I have told the op multiple times to get a blk and be done
with it but he wants to use 7mm since thats what his bolt gun is
and wants the same bullet size
granted the op doesnt load and its not like he has tons of extras laying around

But I will force him to create a cool wildcat 
thats what friends are for


----------



## JimG (May 2, 2005)

It's been done a lot. Google 7mm TCU AR. Lots of data out there. Sounds like a neat combo!


----------



## Bantam1 (Jun 26, 2007)

One of the manufacturers is playing around with a 7 x 40 round for the AR platform. I can't remember where I read it, but it does exist in the development stages anyways.


----------



## horned frog (Nov 9, 2008)

7mm TCU is about 1/4 inch longer than .223/5.56 or 300 Blackout. Doubtful it will fit in standard AR receiver and mags as OP desired. 

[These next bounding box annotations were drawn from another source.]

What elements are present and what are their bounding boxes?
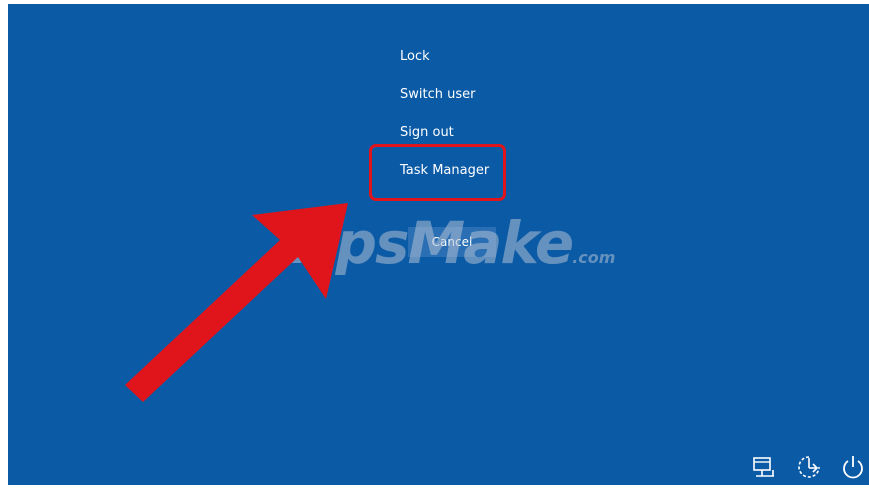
menu-item-sign-out[interactable]: Sign out bbox=[400, 125, 454, 141]
watermark-suffix: .com bbox=[572, 248, 616, 267]
power-icon[interactable] bbox=[839, 453, 867, 481]
menu-item-lock[interactable]: Lock bbox=[400, 49, 430, 65]
cancel-button[interactable]: Cancel bbox=[408, 227, 496, 257]
ease-of-access-icon[interactable] bbox=[795, 453, 823, 481]
network-icon[interactable] bbox=[751, 453, 779, 481]
ctrl-alt-del-screen: Lock Switch user Sign out Task Manager C… bbox=[8, 4, 869, 485]
menu-item-switch-user[interactable]: Switch user bbox=[400, 87, 475, 103]
task-manager-highlight-box bbox=[369, 144, 506, 201]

7mm bullets will be longer than .308 bullets of equal weight. The increased ballistic coefficient will be gained at a compromise of powder capacity (velocity) and frontal area of the bullet on impact (makes a smaller hole) when compared to the already existing 300 Blackout.

Please post up results if this wildcat is created and works in the AR. I'm all about being creative. The 300 BLK is "almost" the same thing, only a lot more practical.


----------



## KingIX (Nov 16, 2013)

horned frog said:


> 7mm TCU is about 1/4 inch longer than .223/5.56 or 300 Blackout. Doubtful it will fit in standard AR receiver and mags as OP desired.
> 
> 7mm bullets will be longer than .308 bullets of equal weight. The increased ballistic coefficient will be gained at a compromise of powder capacity (velocity) and frontal area of the bullet on impact (makes a smaller hole) when compared to the already existing 300 Blackout.
> 
> Please post up results if this wildcat is created and works in the AR. I'm all about being creative. The 300 BLK is "almost" the same thing, only a lot more practical.


The 7mm tcu does fit but the loades are limited
the load I have thought about was a 7mm in a 6.8spc case
increased case size, more load options, mags and bolts
everywhere and minimum stretching the neck

While I dont think it will be all that better you should be able to push
a 7mm a bit faster as the round would allow a little more
powder behind it.... still not a fan of the idea but the op
has me thinking about it alot


----------